MAGMA_SGETRS_GPU less powerful than SGETRS (ACML) !!!

Open discussion for MAGMA

MAGMA_SGETRS_GPU less powerful than SGETRS (ACML) !!!

Postby JulienECE » Tue Mar 16, 2010 10:55 am

I have made a benchmark of the subroutine sgetrs solving a linear system after an LU factorization (sgetrf). I used these materials :
a GPU Nvidia Geforce 9600M with 16 cores, 1250Mhz, 512MO DRAM and a CPU Intel Core 2 Duo with 3,06Ghz and 4GO DDR3.

The results (Time is in milliseconds):
Image

I don't understand why MAGMA subroutine takes more time than LAPACK (ACML) subroutine?


Someone tried to use this subroutine?

This is the benchmark of the subroutine SGETRF (MAGMA & LAPACK) :
Image

Thank you for your answer !
JulienECE
 
Posts: 4
Joined: Tue Mar 16, 2010 7:30 am

Re: MAGMA_SGETRS_GPU less powerful than SGETRS (ACML) !!!

Postby Stan Tomov » Thu Mar 18, 2010 12:45 pm

Hello,
Your benchmark must be similar to testing_sgesv_gpu from the magma distribution. Do you get lower than expected performance with testing_sgesv_gpu as well? If yes, the reason may be that the matrix that you factor does not start at address divisible by 16*sizeof(float). If no, probably you loose performance in sgetrs. Magma's sgetrs uses magma_strsm (not cublasStrsm) and a parallel implementation of slaswp.
Regards,
Stan
Stan Tomov
 
Posts: 247
Joined: Fri Aug 21, 2009 10:39 pm

Re: MAGMA_SGETRS_GPU less powerful than SGETRS (ACML) !!!

Postby JulienECE » Thu Mar 18, 2010 1:27 pm

There are almost the same results I have with sgetrf from vasily volkov routine. So, the linear system solver from MAGMA is very powerful!
I need to factorize the matrice once and after solve my linear system N times (N = 1000)

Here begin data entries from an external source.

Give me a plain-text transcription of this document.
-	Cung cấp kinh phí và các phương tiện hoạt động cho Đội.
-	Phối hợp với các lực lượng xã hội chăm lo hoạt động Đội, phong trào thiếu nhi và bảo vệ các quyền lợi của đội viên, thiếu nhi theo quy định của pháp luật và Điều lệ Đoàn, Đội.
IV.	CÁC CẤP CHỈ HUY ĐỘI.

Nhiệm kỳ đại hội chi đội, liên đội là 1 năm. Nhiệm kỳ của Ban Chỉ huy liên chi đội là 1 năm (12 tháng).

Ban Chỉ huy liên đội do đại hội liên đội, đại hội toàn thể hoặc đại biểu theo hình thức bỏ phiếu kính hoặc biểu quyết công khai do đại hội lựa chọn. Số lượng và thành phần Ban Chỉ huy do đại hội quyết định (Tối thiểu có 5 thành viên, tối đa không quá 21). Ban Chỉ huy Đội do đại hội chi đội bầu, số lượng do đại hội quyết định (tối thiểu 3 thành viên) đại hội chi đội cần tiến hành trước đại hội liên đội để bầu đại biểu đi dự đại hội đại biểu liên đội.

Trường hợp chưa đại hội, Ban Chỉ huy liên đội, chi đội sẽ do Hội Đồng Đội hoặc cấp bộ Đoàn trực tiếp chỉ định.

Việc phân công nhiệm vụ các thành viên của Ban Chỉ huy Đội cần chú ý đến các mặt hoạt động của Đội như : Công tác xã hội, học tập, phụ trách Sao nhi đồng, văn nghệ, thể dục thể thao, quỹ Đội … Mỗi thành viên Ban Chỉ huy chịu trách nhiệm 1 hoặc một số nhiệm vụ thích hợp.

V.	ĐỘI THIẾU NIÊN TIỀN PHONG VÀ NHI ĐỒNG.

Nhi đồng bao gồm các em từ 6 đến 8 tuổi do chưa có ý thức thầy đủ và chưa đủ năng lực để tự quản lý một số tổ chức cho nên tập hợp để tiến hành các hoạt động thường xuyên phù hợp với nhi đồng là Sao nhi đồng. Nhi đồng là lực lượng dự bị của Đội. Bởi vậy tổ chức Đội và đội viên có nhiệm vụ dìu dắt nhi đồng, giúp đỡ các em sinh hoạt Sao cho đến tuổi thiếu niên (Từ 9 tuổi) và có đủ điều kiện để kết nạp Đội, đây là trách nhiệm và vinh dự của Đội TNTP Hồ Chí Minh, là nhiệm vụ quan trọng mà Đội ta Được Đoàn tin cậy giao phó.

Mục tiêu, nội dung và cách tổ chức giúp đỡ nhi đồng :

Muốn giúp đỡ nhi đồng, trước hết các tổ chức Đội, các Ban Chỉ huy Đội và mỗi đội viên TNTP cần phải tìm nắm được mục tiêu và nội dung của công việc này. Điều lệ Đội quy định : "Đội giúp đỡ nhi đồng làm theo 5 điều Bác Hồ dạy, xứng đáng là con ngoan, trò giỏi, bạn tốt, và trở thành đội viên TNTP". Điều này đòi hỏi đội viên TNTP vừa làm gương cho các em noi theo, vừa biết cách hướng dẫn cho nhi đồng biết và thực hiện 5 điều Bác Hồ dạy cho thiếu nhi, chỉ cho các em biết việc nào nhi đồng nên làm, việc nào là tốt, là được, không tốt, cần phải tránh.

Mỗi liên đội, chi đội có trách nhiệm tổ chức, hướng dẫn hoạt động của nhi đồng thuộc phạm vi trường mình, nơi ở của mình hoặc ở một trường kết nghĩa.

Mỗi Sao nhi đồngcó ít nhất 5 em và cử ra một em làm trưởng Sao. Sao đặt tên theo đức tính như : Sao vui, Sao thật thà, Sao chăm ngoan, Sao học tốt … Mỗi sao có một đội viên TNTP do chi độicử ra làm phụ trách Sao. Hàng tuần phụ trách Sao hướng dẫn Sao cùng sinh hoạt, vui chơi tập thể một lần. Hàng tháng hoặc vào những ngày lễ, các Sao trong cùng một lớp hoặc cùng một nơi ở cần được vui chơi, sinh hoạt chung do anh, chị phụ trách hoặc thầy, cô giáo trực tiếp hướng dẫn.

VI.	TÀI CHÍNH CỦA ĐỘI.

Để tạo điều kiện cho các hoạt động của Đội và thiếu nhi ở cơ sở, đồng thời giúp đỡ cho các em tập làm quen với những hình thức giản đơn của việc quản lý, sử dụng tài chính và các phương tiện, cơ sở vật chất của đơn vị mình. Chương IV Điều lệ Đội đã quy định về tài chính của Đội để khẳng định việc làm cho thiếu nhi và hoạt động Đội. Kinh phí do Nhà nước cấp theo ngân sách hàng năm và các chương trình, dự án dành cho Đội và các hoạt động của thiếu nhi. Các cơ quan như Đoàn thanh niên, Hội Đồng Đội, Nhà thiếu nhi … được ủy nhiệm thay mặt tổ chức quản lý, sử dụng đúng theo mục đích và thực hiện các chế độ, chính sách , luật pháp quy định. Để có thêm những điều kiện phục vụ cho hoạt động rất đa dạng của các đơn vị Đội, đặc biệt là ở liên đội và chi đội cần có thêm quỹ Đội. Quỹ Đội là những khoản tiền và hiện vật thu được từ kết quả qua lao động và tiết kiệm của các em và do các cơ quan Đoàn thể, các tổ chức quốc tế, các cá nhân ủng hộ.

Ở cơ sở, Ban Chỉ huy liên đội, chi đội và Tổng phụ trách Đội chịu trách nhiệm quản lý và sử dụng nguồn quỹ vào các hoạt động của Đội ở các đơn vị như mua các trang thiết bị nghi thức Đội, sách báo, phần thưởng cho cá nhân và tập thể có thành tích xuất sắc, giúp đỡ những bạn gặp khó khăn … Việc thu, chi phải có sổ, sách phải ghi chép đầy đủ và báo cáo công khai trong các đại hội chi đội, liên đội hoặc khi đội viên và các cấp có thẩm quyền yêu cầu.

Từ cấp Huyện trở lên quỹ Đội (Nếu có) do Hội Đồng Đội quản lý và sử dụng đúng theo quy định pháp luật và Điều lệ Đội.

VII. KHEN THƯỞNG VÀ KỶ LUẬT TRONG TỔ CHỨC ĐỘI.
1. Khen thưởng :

Which function provides the best performancet to solve a linear system ? magma_sgetrS_gpu ? Because it seems to slow!

Julien


N GPU GFlop/s || b-Ax || / ||A|| time in ms
========================================================
1024 14.84 2.513783e-07 48.384000
2048 24.54 2.111665e-06 233.674000
3072 33.97 5.364181e-06 569.561000
4032 36.58 6.626522e-07 1195.526000
5184 37.98 6.161365e-07 2446.879000
6016 38.34 2.017927e-06 3787.724000
7040 38.91 1.475847e-06 5980.986000
8064 39.38 3.561859e-06 8880.406000
9088 39.50 1.063919e-06 12673.880000
10112 39.91 8.097373e-07 17275.719000
JulienECE
 
Posts: 4
Joined: Tue Mar 16, 2010 7:30 am

Re: MAGMA_SGETRS_GPU less powerful than SGETRS (ACML) !!!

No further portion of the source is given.